If you are a reader of The Chronicle of Higher Education, you may have seen last week’s article about library discovery tools. Marc Parry’s article, As Researchers Turn to Google, Libraries Navigate the Messy World of Discovery Tools, sheds light on some of the complications and questions caused by discovery tools and their ability to make library resources more discoverable. Parry opens with this description of discovery tools:
“Instead of bewildering users with a bevy of specialized databases—books here, articles there—many libraries are bulldozing their digital silos. They now offer one-stop search boxes that comb entire collections, Google style.”

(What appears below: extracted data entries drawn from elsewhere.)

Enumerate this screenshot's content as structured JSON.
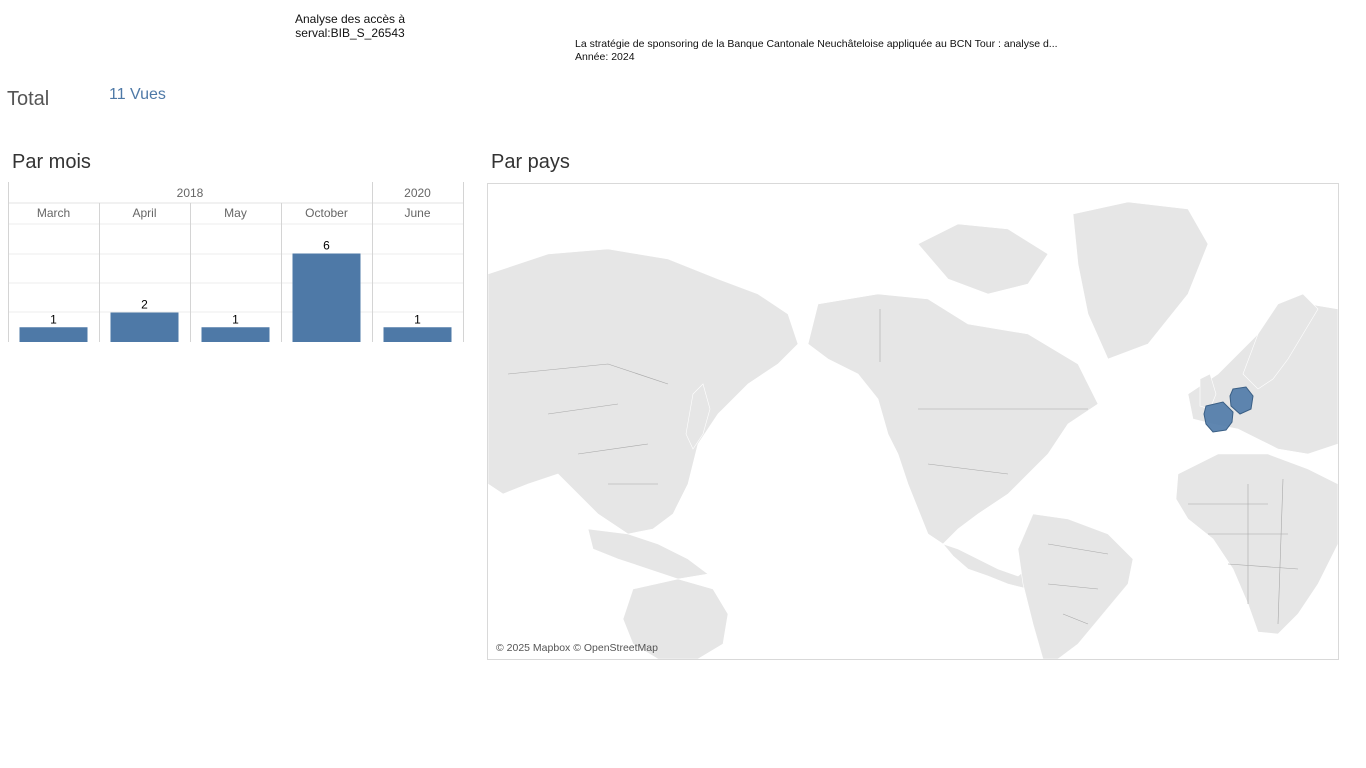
{
  "header": {
    "title_line1": "Analyse des accès à",
    "title_line2": "serval:BIB_S_26543"
  },
  "document": {
    "title": "La stratégie de sponsoring de la Banque Cantonale Neuchâteloise appliquée au BCN Tour : analyse d...",
    "year": "Année: 2024"
  },
  "total": {
    "label": "Total",
    "value": "11 Vues"
  },
  "sections": {
    "months": "Par mois",
    "countries": "Par pays"
  },
  "colors": {
    "accent": "#4e79a7",
    "land": "#e6e6e6",
    "border": "#a8a8a8"
  },
  "chart_data": {
    "type": "bar",
    "years": [
      {
        "year": "2018",
        "months": [
          "March",
          "April",
          "May",
          "October"
        ]
      },
      {
        "year": "2020",
        "months": [
          "June"
        ]
      }
    ],
    "categories": [
      "March",
      "April",
      "May",
      "October",
      "June"
    ],
    "values": [
      1,
      2,
      1,
      6,
      1
    ],
    "ylim": [
      0,
      8
    ],
    "grid": true
  },
  "map": {
    "highlighted_countries": [
      "France",
      "Germany"
    ],
    "attribution": "© 2025 Mapbox © OpenStreetMap"
  }
}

As much as we’d like to promise seamless access to our entire collection through a single search box, the discovery tools on the market are from perfect. The items retrieved in a search and their page ranking are not always determined purely by their relevancy or recency, but instead by algorithms and licensing agreements between publishers, database vendors and the companies creating discovery tools. Parry’s article questions the possibility of bias in discovery tools, which would cause results from one vendor or content provider to be ranked higher than another. (Vendors will not explain the algorithms used to rank results for fear of sharing proprietary information). The article also points to the possibility of the unfortunate pairing of an imperfect ranking system and high number of results so the “best” sources are lost in the mix. What happens if we’re using discovery tools as a primary access point for research, but we don’t exactly know how the tool sorts and ranks results? Is it that unlike searching Google, but not knowing how Google’s algorithms work?